The police opened an investigation but her mother died.
Still in need of closure and recognition from the legal system, she applied to the Criminal Injuries Compensation Authority (CICA).
She had to submit her medical records - 1,000 pages - and the authority secured information from the police.
“I was told there was an 18 month waiting list and I got a reply within two months,” she says.
CICA had until recently, been unable to pay compensation to victims who, before October 1 1979, were living with the person who injured them as family members.
However, legislation was passed by Parliament to remove this rule.

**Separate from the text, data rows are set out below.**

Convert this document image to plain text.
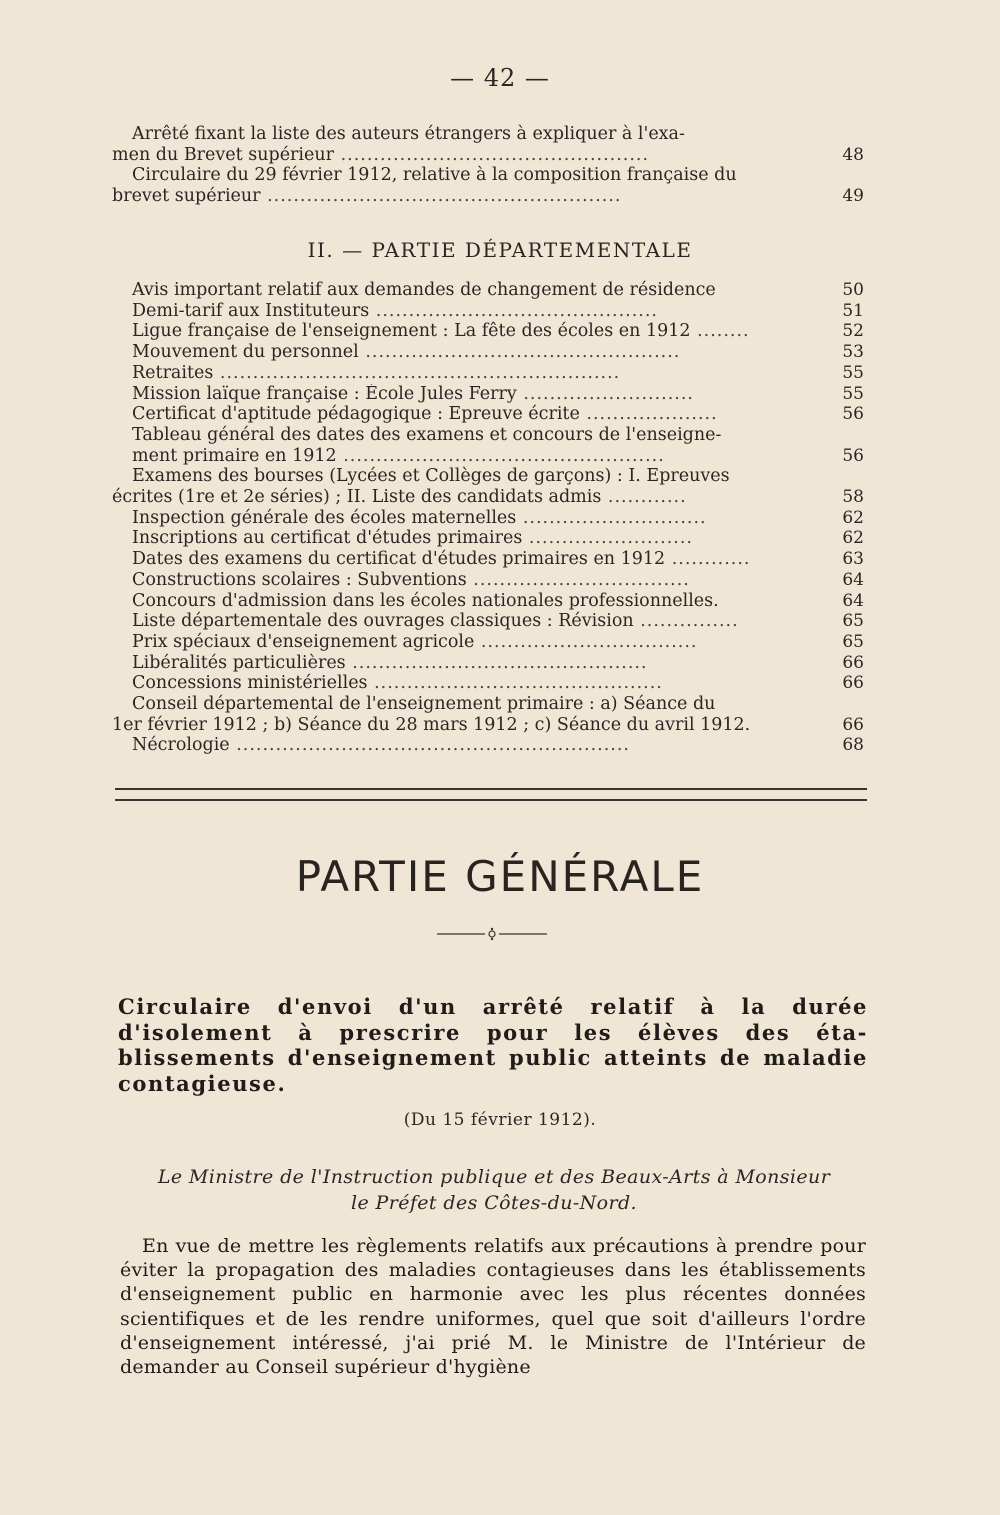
— 42 —
Arrêté fixant la liste des auteurs étrangers à expliquer à l'exa-
men du Brevet supérieur ...............................................	48
Circulaire du 29 février 1912, relative à la composition française du
brevet supérieur ......................................................	49
II. — PARTIE DÉPARTEMENTALE
Avis important relatif aux demandes de changement de résidence	50
Demi-tarif aux Instituteurs ...........................................	51
Ligue française de l'enseignement : La fête des écoles en 1912 ........	52
Mouvement du personnel ................................................	53
Retraites .............................................................	55
Mission laïque française : École Jules Ferry ..........................	55
Certificat d'aptitude pédagogique : Epreuve écrite ....................	56
Tableau général des dates des examens et concours de l'enseigne-
ment primaire en 1912 .................................................	56
Examens des bourses (Lycées et Collèges de garçons) : I. Epreuves
écrites (1re et 2e séries) ; II. Liste des candidats admis ............	58
Inspection générale des écoles maternelles ............................	62
Inscriptions au certificat d'études primaires .........................	62
Dates des examens du certificat d'études primaires en 1912 ............	63
Constructions scolaires : Subventions .................................	64
Concours d'admission dans les écoles nationales professionnelles.	64
Liste départementale des ouvrages classiques : Révision ...............	65
Prix spéciaux d'enseignement agricole .................................	65
Libéralités particulières .............................................	66
Concessions ministérielles ............................................	66
Conseil départemental de l'enseignement primaire : a) Séance du
1er février 1912 ; b) Séance du 28 mars 1912 ; c) Séance du avril 1912.	66
Nécrologie ............................................................	68
PARTIE GÉNÉRALE
Circulaire d'envoi d'un arrêté relatif à la durée d'isolement à prescrire pour les élèves des éta-blissements d'enseignement public atteints de maladie contagieuse.
(Du 15 février 1912).
Le Ministre de l'Instruction publique et des Beaux-Arts à Monsieur
le Préfet des Côtes-du-Nord.
En vue de mettre les règlements relatifs aux précautions à prendre pour éviter la propagation des maladies contagieuses dans les établissements d'enseignement public en harmonie avec les plus récentes données scientifiques et de les rendre uniformes, quel que soit d'ailleurs l'ordre d'enseignement intéressé, j'ai prié M. le Ministre de l'Intérieur de demander au Conseil supérieur d'hygiène
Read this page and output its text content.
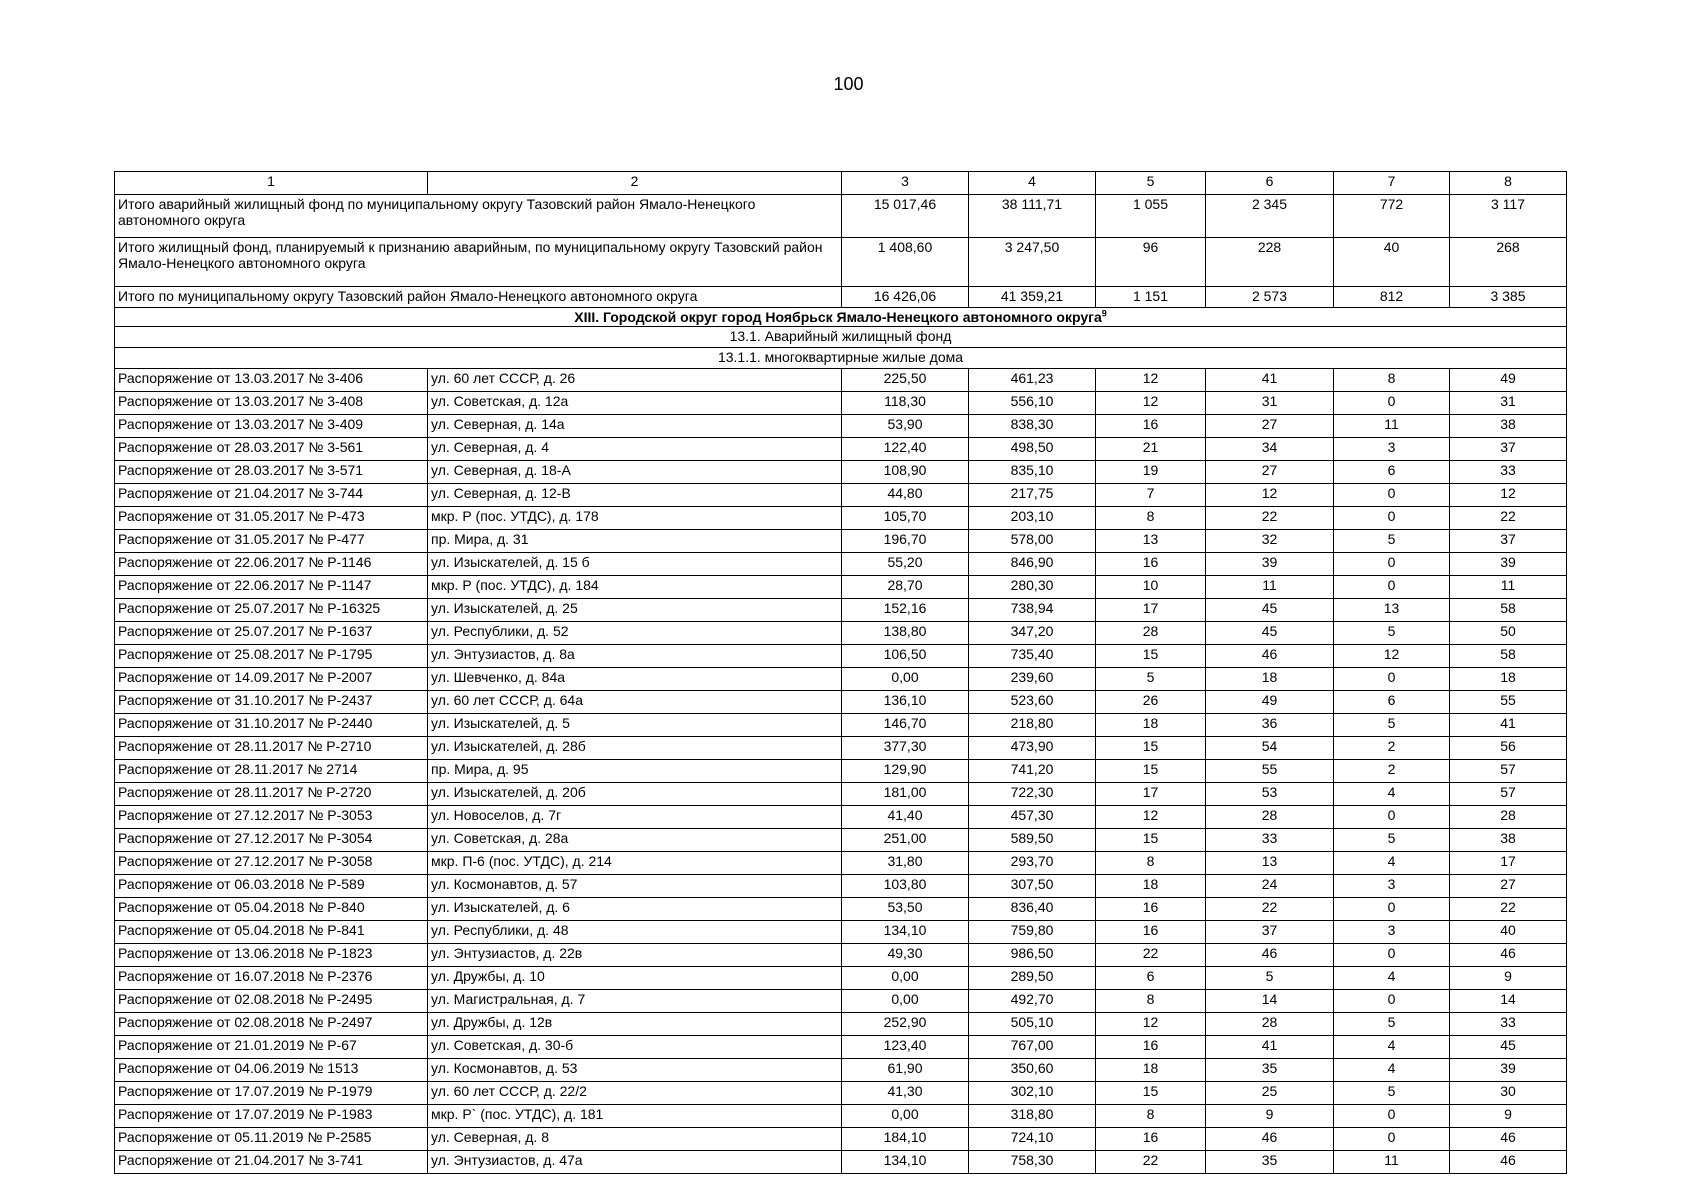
100
1	2	3	4	5	6	7	8
Итого аварийный жилищный фонд по муниципальному округу Тазовский район Ямало-Ненецкого автономного округа		15 017,46	38 111,71	1 055	2 345	772	3 117
Итого жилищный фонд, планируемый к признанию аварийным, по муниципальному округу Тазовский район Ямало-Ненецкого автономного округа		1 408,60	3 247,50	96	228	40	268
Итого по муниципальному округу Тазовский район Ямало-Ненецкого автономного округа		16 426,06	41 359,21	1 151	2 573	812	3 385
XIII. Городской округ город Ноябрьск Ямало-Ненецкого автономного округа$^9$
13.1. Аварийный жилищный фонд							
13.1.1. многоквартирные жилые дома							
Распоряжение от 13.03.2017 № 3-406	ул. 60 лет СССР, д. 26	225,50	461,23	12	41	8	49
Распоряжение от 13.03.2017 № 3-408	ул. Советская, д. 12а	118,30	556,10	12	31	0	31
Распоряжение от 13.03.2017 № 3-409	ул. Северная, д. 14а	53,90	838,30	16	27	11	38
Распоряжение от 28.03.2017 № 3-561	ул. Северная, д. 4	122,40	498,50	21	34	3	37
Распоряжение от 28.03.2017 № 3-571	ул. Северная, д. 18-А	108,90	835,10	19	27	6	33
Распоряжение от 21.04.2017 № 3-744	ул. Северная, д. 12-В	44,80	217,75	7	12	0	12
Распоряжение от 31.05.2017 № Р-473	мкр. Р (пос. УТДС), д. 178	105,70	203,10	8	22	0	22
Распоряжение от 31.05.2017 № Р-477	пр. Мира, д. 31	196,70	578,00	13	32	5	37
Распоряжение от 22.06.2017 № Р-1146	ул. Изыскателей, д. 15 б	55,20	846,90	16	39	0	39
Распоряжение от 22.06.2017 № Р-1147	мкр. Р (пос. УТДС), д. 184	28,70	280,30	10	11	0	11
Распоряжение от 25.07.2017 № Р-16325	ул. Изыскателей, д. 25	152,16	738,94	17	45	13	58
Распоряжение от 25.07.2017 № Р-1637	ул. Республики, д. 52	138,80	347,20	28	45	5	50
Распоряжение от 25.08.2017 № Р-1795	ул. Энтузиастов, д. 8а	106,50	735,40	15	46	12	58
Распоряжение от 14.09.2017 № Р-2007	ул. Шевченко, д. 84а	0,00	239,60	5	18	0	18
Распоряжение от 31.10.2017 № Р-2437	ул. 60 лет СССР, д. 64а	136,10	523,60	26	49	6	55
Распоряжение от 31.10.2017 № Р-2440	ул. Изыскателей, д. 5	146,70	218,80	18	36	5	41
Распоряжение от 28.11.2017 № Р-2710	ул. Изыскателей, д. 28б	377,30	473,90	15	54	2	56
Распоряжение от 28.11.2017 № 2714	пр. Мира, д. 95	129,90	741,20	15	55	2	57
Распоряжение от 28.11.2017 № Р-2720	ул. Изыскателей, д. 20б	181,00	722,30	17	53	4	57
Распоряжение от 27.12.2017 № Р-3053	ул. Новоселов, д. 7г	41,40	457,30	12	28	0	28
Распоряжение от 27.12.2017 № Р-3054	ул. Советская, д. 28а	251,00	589,50	15	33	5	38
Распоряжение от 27.12.2017 № Р-3058	мкр. П-6 (пос. УТДС), д. 214	31,80	293,70	8	13	4	17
Распоряжение от 06.03.2018 № Р-589	ул. Космонавтов, д. 57	103,80	307,50	18	24	3	27
Распоряжение от 05.04.2018 № Р-840	ул. Изыскателей, д. 6	53,50	836,40	16	22	0	22
Распоряжение от 05.04.2018 № Р-841	ул. Республики, д. 48	134,10	759,80	16	37	3	40
Распоряжение от 13.06.2018 № Р-1823	ул. Энтузиастов, д. 22в	49,30	986,50	22	46	0	46
Распоряжение от 16.07.2018 № Р-2376	ул. Дружбы, д. 10	0,00	289,50	6	5	4	9
Распоряжение от 02.08.2018 № Р-2495	ул. Магистральная, д. 7	0,00	492,70	8	14	0	14
Распоряжение от 02.08.2018 № Р-2497	ул. Дружбы, д. 12в	252,90	505,10	12	28	5	33
Распоряжение от 21.01.2019 № Р-67	ул. Советская, д. 30-б	123,40	767,00	16	41	4	45
Распоряжение от 04.06.2019 № 1513	ул. Космонавтов, д. 53	61,90	350,60	18	35	4	39
Распоряжение от 17.07.2019 № Р-1979	ул. 60 лет СССР, д. 22/2	41,30	302,10	15	25	5	30
Распоряжение от 17.07.2019 № Р-1983	мкр. Р` (пос. УТДС), д. 181	0,00	318,80	8	9	0	9
Распоряжение от 05.11.2019 № Р-2585	ул. Северная, д. 8	184,10	724,10	16	46	0	46
Распоряжение от 21.04.2017 № 3-741	ул. Энтузиастов, д. 47а	134,10	758,30	22	35	11	46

On September 12, she received a letter from the authority informing her she was eligible for compensation.
The letter, from a team decision maker, reads: “I appreciate that no amount of money can fully compensate you for the effects of the crime you suffered, but I hope that this decision will allow you some degree of redress.”
Although Lizzie does not wish to disclose the amount she was awarded, it was the affirmation she had long sought.
“It doesn’t matter how much is written on that cheque,” she says.
“The letter means more to me - it means I got closure, that somebody believed me and that she was a child abuser.”
That acknowledgement has given her the confidence to speak about her trauma to hopefully help others who may be or have been victims and survivors of abuse.
“I’m at peace now,” she says.
“This is a chapter of my life that is now closed.”
And she urges others to speak out if they can.
“What I would like people to know who have been abused is that the police take what you say seriously,” Lizzie says.
“I know at the time of speaking about the abuse it takes you back to very sad times and it’s like reliving every moment over again but trust me it’s worth doing.
“You get a great sense of relief and I hope my story will allow others who have experienced the same as I have to do the same and bring some sort of closure.”